The point I've been trying to make is that it's only lately that I have seen pictures of NGC 4565 that clearly bring out a blue population in that galaxy. Admittedly the ESO image that I have been referring to earlier does show a blue population in NGC 4565, at least if you look at the picture at ESO's own site and if you look at a moderately high resolution of the picture, like this one. Interestingly, in spite of the fact that the filters used for the ESO image were B, V, R and I, no red emission nebulae are seen. I have to keep insisting that the ESO image makes NGC 4565 look like a very yellow and quite non-blue galaxy to me.
Image
Fascinatingly, this Hubble image of "dusty elliptical" NGC 1316 looks less yellow than the ESO picture of NGC 4565. The filters used for NGC 1316 were B, V and I, the same as for the Hubble picture of M81.

The B-V index for NGC 1316 is +0.89. That's red, but not absolutely relentlessly so. Combined with a U-B index of +0.39, it suggests that there is an enhanced population of at least intermediate stars in NGC 1316 - well, enhanced compared with other ellipticals. And the color indexes of NGC 1316 are bluer than the the ones of M31, which are +0.92 and +0.50! I have to wonder if those very red M31 color indexes take the blue population of that galaxy into account, or if they just describe the population of the large bulge of M31.

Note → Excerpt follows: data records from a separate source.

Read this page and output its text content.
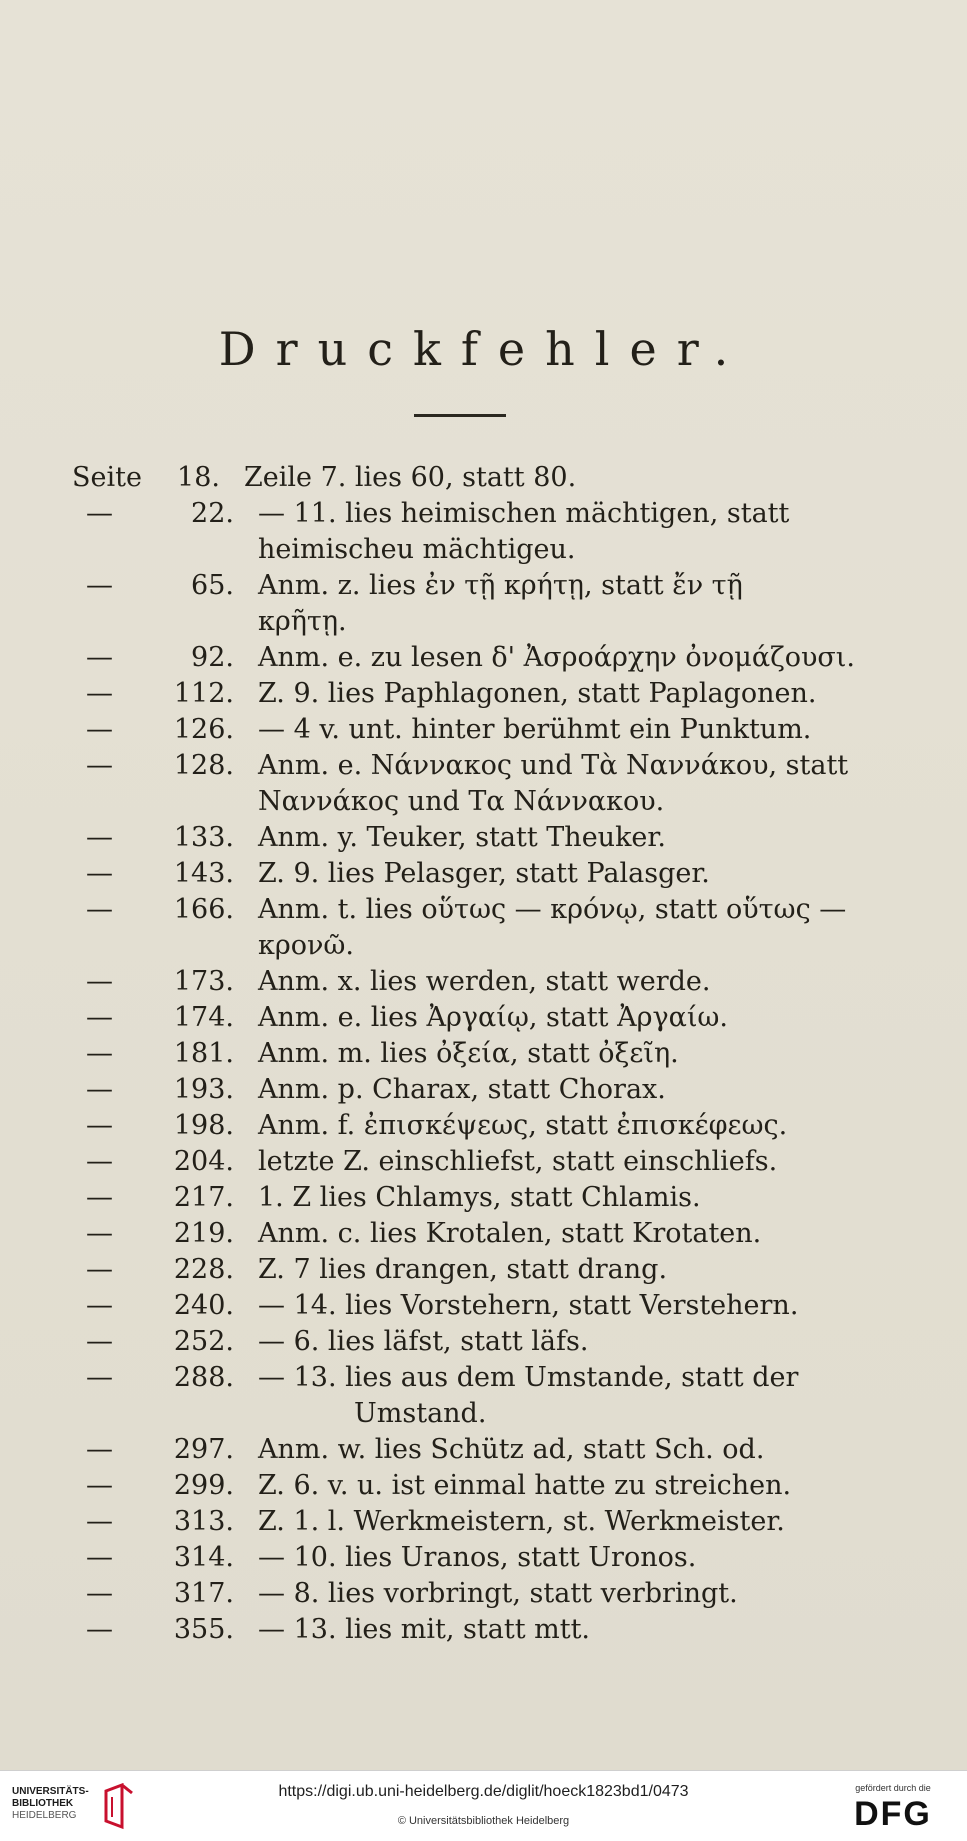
Druckfehler.
Seite	18. Zeile 7. lies 60, statt 80.
—	22. — 11. lies heimischen mächtigen, statt
heimischeu mächtigeu.
—	65. Anm. z. lies ἐν τῇ κρήτῃ, statt ἔν τῇ
κρῆτῃ.
—	92. Anm. e. zu lesen δ' Ἀσροάρχην ὀνομάζουσι.
—	112. Z. 9. lies Paphlagonen, statt Paplagonen.
—	126. — 4 v. unt. hinter berühmt ein Punktum.
—	128. Anm. e. Νάννακος und Τὰ Ναννάκου, statt
Ναννάκος und Τα Νάννακου.
—	133. Anm. y. Teuker, statt Theuker.
—	143. Z. 9. lies Pelasger, statt Palasger.
—	166. Anm. t. lies οὕτως — κρόνῳ, statt οὕτως —
κρονῶ.
—	173. Anm. x. lies werden, statt werde.
—	174. Anm. e. lies Ἀργαίῳ, statt Ἀργαίω.
—	181. Anm. m. lies ὀξεία, statt ὀξεῖη.
—	193. Anm. p. Charax, statt Chorax.
—	198. Anm. f. ἐπισκέψεως, statt ἐπισκέφεως.
—	204. letzte Z. einschliefst, statt einschliefs.
—	217. 1. Z lies Chlamys, statt Chlamis.
—	219. Anm. c. lies Krotalen, statt Krotaten.
—	228. Z. 7 lies drangen, statt drang.
—	240. — 14. lies Vorstehern, statt Verstehern.
—	252. — 6. lies läfst, statt läfs.
—	288. — 13. lies aus dem Umstande, statt der
Umstand.
—	297. Anm. w. lies Schütz ad, statt Sch. od.
—	299. Z. 6. v. u. ist einmal hatte zu streichen.
—	313. Z. 1. l. Werkmeistern, st. Werkmeister.
—	314. — 10. lies Uranos, statt Uronos.
—	317. — 8. lies vorbringt, statt verbringt.
—	355. — 13. lies mit, statt mtt.
UNIVERSITÄTS-
BIBLIOTHEK
HEIDELBERG
https://digi.ub.uni-heidelberg.de/diglit/hoeck1823bd1/0473
© Universitätsbibliothek Heidelberg
gefördert durch die
DFG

And M81 is even redder than M31, at least when it comes to its color index. I have no information about the U-B index of M81, but its B-V index is +0.95 - that is almost ridiculously red for a spiral galaxy with blue arms and emission nebulae! I guess Hubble was telling the truth about M81 after all - it's a very yellow galaxy, with a very large, bright yellow bulge and and elegant and starforming but faint and short arms.